No que parece uma concessão dos setores ditos moderados do PT, reunidos no Campo Majoritário, às correntes de esquerda que obtiveram na eleição interna de domingo votos suficientes para levar a segundo turno a disputa pela presidência da agremiação, a executiva nacional, dominada pelos majoritários (que já não são tantos), aprovou uma resolução com ataques virulentos a todos quantos se recusam a chamar pelo eufemismo "erros" ou "desvios" os ilícitos comprovados do petismo, principalmente mas não exclusivamente no governo Lula. Fazendo lembrar a "quase lógica" dos improvisos do presidente, o texto afirma que a crise política "alcançou um estágio cujo intuito é criminalizar o PT". E este "não pode assistir a esta formidável chantagem pública (seja lá o que isso queira dizer) contra a sua própria existência". Os agentes desse processo de "massificação totalitária da opinião" são as oposições e o "golpismo midiático" (que "criminalizam" o "mensalão" que o PT pretendia institucionalizar). Já no primeiro dos 13 pontos do texto que pretende refundar a verdade e cujo principal redator terá sido o presidente interino Tarso Genro, fica-se sabendo que "nunca na história do regime democrático brasileiro um partido sofreu tamanha inquirição, duros e sistemáticos ataques de partidos oposicionistas, divulgados com a ajuda irrestrita da ampla maioria da mídia". É o caso de replicar que nunca na história da democracia brasileira um partido recorreu tão deliberadamente à corrupção, em escala aluvional, para favorecer um governo e se manter no poder.

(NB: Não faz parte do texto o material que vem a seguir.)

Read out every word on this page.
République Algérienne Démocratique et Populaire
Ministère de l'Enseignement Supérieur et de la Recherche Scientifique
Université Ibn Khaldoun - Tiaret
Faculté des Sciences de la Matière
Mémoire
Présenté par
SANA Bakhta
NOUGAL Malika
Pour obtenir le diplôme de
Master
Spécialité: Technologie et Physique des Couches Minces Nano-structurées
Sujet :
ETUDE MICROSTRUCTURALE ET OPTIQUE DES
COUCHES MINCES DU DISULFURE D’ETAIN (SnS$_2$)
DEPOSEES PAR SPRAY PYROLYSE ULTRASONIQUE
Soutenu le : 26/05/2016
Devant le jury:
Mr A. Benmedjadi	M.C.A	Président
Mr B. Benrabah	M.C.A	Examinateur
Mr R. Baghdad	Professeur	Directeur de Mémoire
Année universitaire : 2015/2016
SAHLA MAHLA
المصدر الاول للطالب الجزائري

Queriam os petistas o quê? Que a oposição se emasculasse e a mídia se amordaçasse para que delas não se dissesse que estão mancomunadas em um projeto para destituir o presidente? Os oposicionistas, lê-se na resolução, são "as novas vestais da moralidade". É natural que alguns ajam assim, procurando ocupar o lugar deixado vago pelas antigas vestais. Mas isso é uma insignificância perto de décadas da pregação ética do PT que começou a ser desmentida na prática assim que o partido conquistou governos municipais e estaduais. O divórcio entre as palavras e os fatos chegou ao paroxismo no governo Lula. Petistas honestos sabem disso. Foi um deles, Paul Singer, militante de primeira hora, quem disse que a legenda é capaz de usar métodos "delinqüentes" para ganhar eleições. E não foram poucos os que já romperam com a sigla e fizeram denúncias convincentes sobre a ética petista.

"Começamos a enfrentar nossos erros, buscar a punição dos culpados e a debater as correções políticas necessárias à superação da crise", proclama o documento. O começo foi tentar impedir que alcançasse o número necessário de assinaturas o pedido de constituição da CPI dos Correios. Derrotados, tentaram impedir a sua instalação. Derrotados novamente, vieram com uma CPI da compra de votos para investigar o governo passado. Foi inútil: ela é a CPI do Mensalão. A terceira, a dos Bingos, surgiu por decisão judicial: se dependesse da busca petista da punição dos culpados, continuaria na gaveta em que a colocou, depois do Waldogate, o presidente do Senado, José Sarney, arrimo político de Lula. Agora, são as CPIs que não têm "a mínima preocupação com a busca da verdade".

A mentira tem pernas curtas. Em matéria das citadas "correções políticas", só depois de ter ficado insustentável a posição do presidente da Câmara, Severino Cavalcanti, dele se desgarrou o chefe do governo que passou a tê-lo na conta de protetor do seu mandato contra eventual pedido de impeachment - o que nem sequer está na ordem do dia. Diante disso, que autoridade tem o PT para cobrar da oposição que se desculpe por ter ajudado a eleger Severino? O duplipensar, como diria Orwell, é um hábito que deitou raízes fundas no partido. "É verdade que o PT não adotou mecanismos de controle para combater estes desvios que estavam em nosso meio", diz o texto. Parece um mea-culpa, mas não é. Falar em desvios é camuflar a enormidade dos delitos. Além disso, se os tais mecanismos fossem adotados, o projeto petista de poder sucumbiria. O PT, em suma, que não debite a terceiros a sua ruína ética e política. De ponta a ponta, eis uma obra intransferível.